A hot air balloon has a volume of $2800m^3$ at $99^{\circ}C$. What is the volume if the air cools to $80^{\circ}C$?

Answer 1

We know that a hot air balloon uses the pressure built by the air to move or rise upwards above the ground. We know that gas molecules have the ability to modify or change their volume and/or shape in the presence of heat. Using the above knowledge, we can solve the question as discussed below.

Formula used:
Charles’ law : $\dfrac{V}{T}=k$, where $V$ is the volume of the given gas at temperature $T$ often taken in kelvin and $k$ is the non-zero constant.

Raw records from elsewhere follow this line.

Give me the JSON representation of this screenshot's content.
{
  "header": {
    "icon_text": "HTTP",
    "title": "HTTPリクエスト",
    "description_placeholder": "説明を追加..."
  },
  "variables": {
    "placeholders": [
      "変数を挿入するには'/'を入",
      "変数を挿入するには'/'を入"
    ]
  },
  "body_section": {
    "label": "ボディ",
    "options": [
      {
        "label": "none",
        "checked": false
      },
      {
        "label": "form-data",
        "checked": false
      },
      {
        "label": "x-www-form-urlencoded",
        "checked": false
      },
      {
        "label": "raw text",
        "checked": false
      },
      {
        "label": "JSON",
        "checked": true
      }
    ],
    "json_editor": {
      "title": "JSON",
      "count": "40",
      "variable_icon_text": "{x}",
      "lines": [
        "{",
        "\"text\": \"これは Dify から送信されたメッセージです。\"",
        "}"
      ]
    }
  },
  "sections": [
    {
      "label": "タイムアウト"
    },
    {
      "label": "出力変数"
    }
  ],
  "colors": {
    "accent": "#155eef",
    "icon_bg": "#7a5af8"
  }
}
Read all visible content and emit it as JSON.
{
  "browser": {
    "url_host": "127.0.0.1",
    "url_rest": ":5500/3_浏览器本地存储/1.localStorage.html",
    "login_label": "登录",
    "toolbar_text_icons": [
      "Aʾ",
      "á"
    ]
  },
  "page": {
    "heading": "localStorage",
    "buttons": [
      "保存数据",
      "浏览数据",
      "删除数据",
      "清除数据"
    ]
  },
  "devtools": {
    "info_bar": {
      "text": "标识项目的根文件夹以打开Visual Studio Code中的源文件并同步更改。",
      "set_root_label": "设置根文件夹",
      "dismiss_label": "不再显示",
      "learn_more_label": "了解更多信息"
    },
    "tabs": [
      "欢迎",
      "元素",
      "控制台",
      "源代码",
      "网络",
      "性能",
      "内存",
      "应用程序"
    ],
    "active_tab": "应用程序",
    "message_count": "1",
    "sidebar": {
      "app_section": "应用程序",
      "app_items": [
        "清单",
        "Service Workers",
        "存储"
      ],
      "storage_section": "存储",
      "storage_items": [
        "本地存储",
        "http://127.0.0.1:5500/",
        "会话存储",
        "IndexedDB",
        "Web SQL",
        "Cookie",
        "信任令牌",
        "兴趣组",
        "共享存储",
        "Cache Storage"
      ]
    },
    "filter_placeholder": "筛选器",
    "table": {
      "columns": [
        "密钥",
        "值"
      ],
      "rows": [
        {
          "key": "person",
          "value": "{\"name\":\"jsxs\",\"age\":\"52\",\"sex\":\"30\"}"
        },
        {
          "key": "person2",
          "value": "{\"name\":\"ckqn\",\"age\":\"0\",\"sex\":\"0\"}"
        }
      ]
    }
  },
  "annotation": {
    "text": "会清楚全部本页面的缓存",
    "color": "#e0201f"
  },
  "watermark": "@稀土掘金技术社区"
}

Complete step by step solution:
Let us assume that the air in the hot air balloon is ideal. Let us also assume that the number of molecules of the air particles does not vary with the increase in temperature and the pressure in the balloon is constant.
Then from Charles’s law which gives the relationship between the volume $V$ and temperature $T$ at constant pressure as $V\propto T$or $\dfrac{V}{T}=k$
Given that the volume of $2800m^3$ at $99^{\circ}C$, let the volume at $80^{\circ}C$ will be $v$, then from Charles’ law $\dfrac{2800}{99}=K$ and $\dfrac{v}{80}=K$
Since the air is the same , we can say that the non-zero constant for both the cases are also the same, thus equating the two we have
$\implies \dfrac{2800}{99}=\dfrac{v}{80}$
$\implies v=\dfrac{2800\times 80}{99}$
$\therefore v=2262.62 \;m^3$
Hence the volume of the air at $80^{\circ}C$ will be $2262.62 \; m^3$

Note: The ideal gas law gives the relationship between the volume, pressure and temperature of 1 molecule of the given gas. It if formed by combining the following laws, namely the Boyle’s law, Charles’ law , Gay-Lussac’s law and Avogadro’s law and is also called the combined ideal gas law.